Erst im vergangenen Jahr hatten sich die Italiener mit einer ersten Bewerbung eine Watsche eingefangen. Die Unesco hatte den Antrag abgelehnt, besser gesagt: die Anträge. Denn der Kommission hatten gleich zwei Schriftstücke vorgelegen, die sich unabhängig voneinander für das koffeinhaltige Heißgetränk stark machten. Zum einen das Konsortium zum Schutz des traditionellen italienischen Espressos, das sowohl das Trinkritual als auch die Espressozubereitung geschützt sehen wollte.
Aber auch die Region Kampanien hatte einen Antrag eingereicht. Diese wollten den Espresso als integralen Bestandteil der neapolitanischen Kultur bestätigt wissen. Das "Wall Street Journal" zitierte damals einen Wissenschaftler, der den Antrag des Konsortiums als "einen kriegerischen Akt des Nordens gegen den Süden" bezeichnete. Am Ende erteilte die Unesco beiden Bewerbern eine Abfuhr. Die Gruppen sollten, so die Empfehlung der Kommission, doch eventuell in Erwägung ziehen, gemeinsame Sache zu machen.
Für den Espresso werden Feinde zu Freunden
Ein Vorschlag, der erst einmal auf wenig Gegenliebe stieß. So ist kaum überraschend, was Francesco Emilio Borrelli, der Präsident der Landwirtschaftskommission der Region Kampanien, kürzlich berichtete. Demnach sei die Annäherung alles andere als euphorisch vonstatten gegangen.
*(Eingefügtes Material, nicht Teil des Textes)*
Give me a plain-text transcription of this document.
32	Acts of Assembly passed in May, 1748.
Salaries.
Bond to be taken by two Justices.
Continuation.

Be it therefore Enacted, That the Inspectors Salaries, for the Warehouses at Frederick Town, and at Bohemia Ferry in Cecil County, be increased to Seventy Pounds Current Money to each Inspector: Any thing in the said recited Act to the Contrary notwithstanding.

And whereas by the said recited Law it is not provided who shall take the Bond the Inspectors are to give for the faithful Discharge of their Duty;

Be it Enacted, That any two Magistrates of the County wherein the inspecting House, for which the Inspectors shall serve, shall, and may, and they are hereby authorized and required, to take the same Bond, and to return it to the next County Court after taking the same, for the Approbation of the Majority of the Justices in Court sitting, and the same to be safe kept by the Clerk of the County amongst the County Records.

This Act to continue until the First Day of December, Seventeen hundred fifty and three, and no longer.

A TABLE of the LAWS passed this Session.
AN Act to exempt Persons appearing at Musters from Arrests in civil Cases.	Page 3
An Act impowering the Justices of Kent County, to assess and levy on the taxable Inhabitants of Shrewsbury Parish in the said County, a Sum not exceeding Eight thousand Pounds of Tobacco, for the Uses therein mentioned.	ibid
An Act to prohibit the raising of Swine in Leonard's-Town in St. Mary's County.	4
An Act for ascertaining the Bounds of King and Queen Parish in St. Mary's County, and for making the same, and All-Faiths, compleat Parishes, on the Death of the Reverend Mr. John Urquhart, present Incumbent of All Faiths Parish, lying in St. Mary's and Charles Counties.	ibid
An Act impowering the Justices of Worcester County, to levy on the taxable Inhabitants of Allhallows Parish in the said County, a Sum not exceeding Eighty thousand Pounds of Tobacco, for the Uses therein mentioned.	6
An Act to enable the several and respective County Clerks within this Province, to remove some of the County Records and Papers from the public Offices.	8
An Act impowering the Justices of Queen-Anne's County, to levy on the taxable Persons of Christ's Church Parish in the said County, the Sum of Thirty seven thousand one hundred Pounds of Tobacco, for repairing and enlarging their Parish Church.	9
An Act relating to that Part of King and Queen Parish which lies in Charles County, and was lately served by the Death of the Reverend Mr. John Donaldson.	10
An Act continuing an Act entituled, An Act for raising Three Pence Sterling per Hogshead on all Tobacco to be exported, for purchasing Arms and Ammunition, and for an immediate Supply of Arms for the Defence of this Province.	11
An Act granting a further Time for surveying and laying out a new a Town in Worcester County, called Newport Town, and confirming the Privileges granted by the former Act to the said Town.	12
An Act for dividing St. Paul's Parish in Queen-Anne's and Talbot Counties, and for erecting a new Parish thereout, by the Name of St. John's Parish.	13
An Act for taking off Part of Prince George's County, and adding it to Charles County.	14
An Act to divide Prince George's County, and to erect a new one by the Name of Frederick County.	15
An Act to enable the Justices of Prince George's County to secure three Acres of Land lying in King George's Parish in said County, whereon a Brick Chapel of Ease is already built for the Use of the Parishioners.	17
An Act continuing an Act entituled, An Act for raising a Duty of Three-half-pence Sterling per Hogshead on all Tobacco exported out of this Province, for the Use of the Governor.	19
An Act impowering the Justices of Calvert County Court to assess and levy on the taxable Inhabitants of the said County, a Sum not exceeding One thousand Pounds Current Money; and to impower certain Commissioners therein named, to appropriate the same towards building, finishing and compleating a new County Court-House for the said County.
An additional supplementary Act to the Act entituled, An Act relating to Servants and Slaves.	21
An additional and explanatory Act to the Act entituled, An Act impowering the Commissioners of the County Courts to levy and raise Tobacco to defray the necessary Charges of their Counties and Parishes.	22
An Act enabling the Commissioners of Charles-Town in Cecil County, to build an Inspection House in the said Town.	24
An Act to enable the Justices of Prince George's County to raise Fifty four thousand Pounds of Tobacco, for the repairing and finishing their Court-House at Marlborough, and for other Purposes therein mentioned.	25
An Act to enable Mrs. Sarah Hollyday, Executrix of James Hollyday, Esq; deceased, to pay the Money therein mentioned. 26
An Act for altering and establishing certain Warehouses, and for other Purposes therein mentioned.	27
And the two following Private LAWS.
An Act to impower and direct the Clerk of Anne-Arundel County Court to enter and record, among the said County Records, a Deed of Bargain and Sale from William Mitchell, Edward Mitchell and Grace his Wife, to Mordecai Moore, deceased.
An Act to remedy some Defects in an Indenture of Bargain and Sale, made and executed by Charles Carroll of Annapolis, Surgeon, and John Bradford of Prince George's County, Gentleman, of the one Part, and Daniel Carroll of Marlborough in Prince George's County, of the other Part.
Nachdem die Vorschläge zunächst "unvereinbar schienen", habe man das Kriegsbeil nun endlich begraben. "Nach monatelangen Diskussionen ist es gelungen, eine Synthese zwischen den beiden eingereichten Vorschlägen zu finden", so Borrelli gegenüber der Nachrichtenseite "Fanpage".
Sollte der Antrag bei der Unesco durchgehen, würde das bedeuten, dass ein "echter" Espresso fortan nach strikten Regeln zubereitet und getrunken werden muss, um auch tatsächlich als authentisch zu gelten. Dazu gehört, dass die Bohnen frisch gemahlen und der Caffè nicht kürzer als 20 und nicht länger als 27 Sekunden lang aufgebrüht werden darf. Die Crema muss noch mindestens zwei Minuten nach Ausgabe des Espressos gleichmäßig auf der Oberfläche bestehen – ohne Umrühren versteht sich – und "eine dunkle, haselnussbraune Farbe mit hellen Schlieren" haben. Auch Menge und Temperatur sind in dem Antrag dokumentiert. Selbst die Tassenart, die dann verwendet werden soll, wurde bestimmt: Porzellan mit schmalem Boden.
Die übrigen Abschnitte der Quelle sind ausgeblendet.